There’s touches of welcome comedy, like when Etienne is accused of having the jumped-up braggadocio of a Marlon Brando figure before promptly chasing Stella out while shouting her fitting name. But beyond moments of youthful giddiness, every step of the plot feels clichéd, and begs the question: is this a film about acting, or about bad acting? Where something like Alan Parker’s Fame gave us enough time with each character to flesh out their hopes, dreams and downfalls, Forever Young has a restlessness, never allowing us to sit with a character for long enough to care about their fate. Considering the film feels like an act of sentimentality and wistfulness for the director, with the film complete with Instax-style cinematography and endless, era-appropriate needledrops, the film is also pretty insistent that actors – at least these actors – are self-obsessed narcissists who need to act in order to make sense of their chaotic, lacking lives. 

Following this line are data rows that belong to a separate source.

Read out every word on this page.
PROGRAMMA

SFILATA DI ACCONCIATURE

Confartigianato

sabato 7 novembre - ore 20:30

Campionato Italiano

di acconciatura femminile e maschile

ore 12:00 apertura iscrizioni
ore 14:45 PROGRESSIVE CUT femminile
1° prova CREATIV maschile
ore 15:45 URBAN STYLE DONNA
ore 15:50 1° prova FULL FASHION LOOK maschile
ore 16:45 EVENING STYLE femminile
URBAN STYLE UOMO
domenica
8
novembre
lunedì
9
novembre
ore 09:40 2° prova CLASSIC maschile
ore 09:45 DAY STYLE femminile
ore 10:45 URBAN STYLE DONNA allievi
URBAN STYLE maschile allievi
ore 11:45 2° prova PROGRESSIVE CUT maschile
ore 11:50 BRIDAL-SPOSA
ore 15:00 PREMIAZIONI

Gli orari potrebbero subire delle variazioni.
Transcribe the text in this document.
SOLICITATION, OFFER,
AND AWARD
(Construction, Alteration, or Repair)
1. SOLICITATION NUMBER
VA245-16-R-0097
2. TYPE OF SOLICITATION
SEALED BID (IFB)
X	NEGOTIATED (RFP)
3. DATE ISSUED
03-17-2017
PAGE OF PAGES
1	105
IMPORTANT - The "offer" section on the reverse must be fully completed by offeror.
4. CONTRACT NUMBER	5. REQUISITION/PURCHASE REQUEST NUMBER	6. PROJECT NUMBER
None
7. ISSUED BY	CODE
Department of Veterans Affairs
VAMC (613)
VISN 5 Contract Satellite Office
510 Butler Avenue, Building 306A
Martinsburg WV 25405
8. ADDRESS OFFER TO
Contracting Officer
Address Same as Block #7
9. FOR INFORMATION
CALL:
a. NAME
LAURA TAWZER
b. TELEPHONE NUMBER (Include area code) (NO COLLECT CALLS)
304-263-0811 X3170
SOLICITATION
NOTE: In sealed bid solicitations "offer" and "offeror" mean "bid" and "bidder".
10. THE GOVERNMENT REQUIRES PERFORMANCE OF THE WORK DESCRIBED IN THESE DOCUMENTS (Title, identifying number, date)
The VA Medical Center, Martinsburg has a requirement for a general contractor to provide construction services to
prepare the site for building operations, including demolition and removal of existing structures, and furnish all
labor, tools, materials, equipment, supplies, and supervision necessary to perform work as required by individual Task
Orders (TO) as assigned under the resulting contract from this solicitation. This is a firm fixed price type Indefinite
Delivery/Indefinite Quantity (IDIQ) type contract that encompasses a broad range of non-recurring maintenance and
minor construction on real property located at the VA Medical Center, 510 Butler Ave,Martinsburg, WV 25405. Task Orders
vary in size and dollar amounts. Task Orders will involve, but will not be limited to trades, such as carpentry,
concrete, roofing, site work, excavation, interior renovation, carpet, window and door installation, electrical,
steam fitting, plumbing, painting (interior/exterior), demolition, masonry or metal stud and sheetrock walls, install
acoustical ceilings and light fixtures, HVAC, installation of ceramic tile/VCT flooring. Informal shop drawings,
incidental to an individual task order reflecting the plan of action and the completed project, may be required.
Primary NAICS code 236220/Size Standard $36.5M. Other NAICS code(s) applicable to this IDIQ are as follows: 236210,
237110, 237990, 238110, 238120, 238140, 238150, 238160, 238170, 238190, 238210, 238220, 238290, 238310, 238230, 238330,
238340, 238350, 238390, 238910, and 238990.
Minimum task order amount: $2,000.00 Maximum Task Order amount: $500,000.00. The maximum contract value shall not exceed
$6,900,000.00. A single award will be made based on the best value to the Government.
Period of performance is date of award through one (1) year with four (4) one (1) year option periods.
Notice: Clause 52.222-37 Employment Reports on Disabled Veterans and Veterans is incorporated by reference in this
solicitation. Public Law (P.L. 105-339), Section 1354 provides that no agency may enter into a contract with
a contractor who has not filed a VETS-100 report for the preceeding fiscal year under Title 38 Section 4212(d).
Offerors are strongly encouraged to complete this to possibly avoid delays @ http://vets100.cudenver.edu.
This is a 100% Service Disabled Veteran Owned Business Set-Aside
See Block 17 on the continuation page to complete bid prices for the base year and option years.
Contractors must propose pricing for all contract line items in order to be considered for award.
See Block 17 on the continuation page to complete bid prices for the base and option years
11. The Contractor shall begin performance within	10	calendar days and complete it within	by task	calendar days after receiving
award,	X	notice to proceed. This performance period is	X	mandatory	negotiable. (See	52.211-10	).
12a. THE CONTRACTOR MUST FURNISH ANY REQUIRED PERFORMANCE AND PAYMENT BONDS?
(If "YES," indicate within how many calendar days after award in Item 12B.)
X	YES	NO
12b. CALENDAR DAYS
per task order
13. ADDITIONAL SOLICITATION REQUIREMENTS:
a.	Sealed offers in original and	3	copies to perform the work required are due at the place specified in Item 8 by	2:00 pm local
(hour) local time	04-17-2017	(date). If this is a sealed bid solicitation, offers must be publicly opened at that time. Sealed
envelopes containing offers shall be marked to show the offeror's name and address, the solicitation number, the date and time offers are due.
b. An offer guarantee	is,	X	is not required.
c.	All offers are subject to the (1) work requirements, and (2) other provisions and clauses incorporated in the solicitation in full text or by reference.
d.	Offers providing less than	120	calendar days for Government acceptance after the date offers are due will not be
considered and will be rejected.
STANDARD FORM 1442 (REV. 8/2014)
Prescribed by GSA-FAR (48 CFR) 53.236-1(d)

It all ends feeling rather muddled. Is Tedeschi saying that all the world’s a stage, and all the men and women merely players? Or is she romanticizing the chaos of youth, proud of the fact she was able to channel her intensity into art? While there’s a welcome authenticity in the script having been formed from the director’s scattershot memories, what makes it to the page has little narrative cohesion. For anyone who thinks theatre kids shouldn’t have rights, this will be a grating experience from start to finish.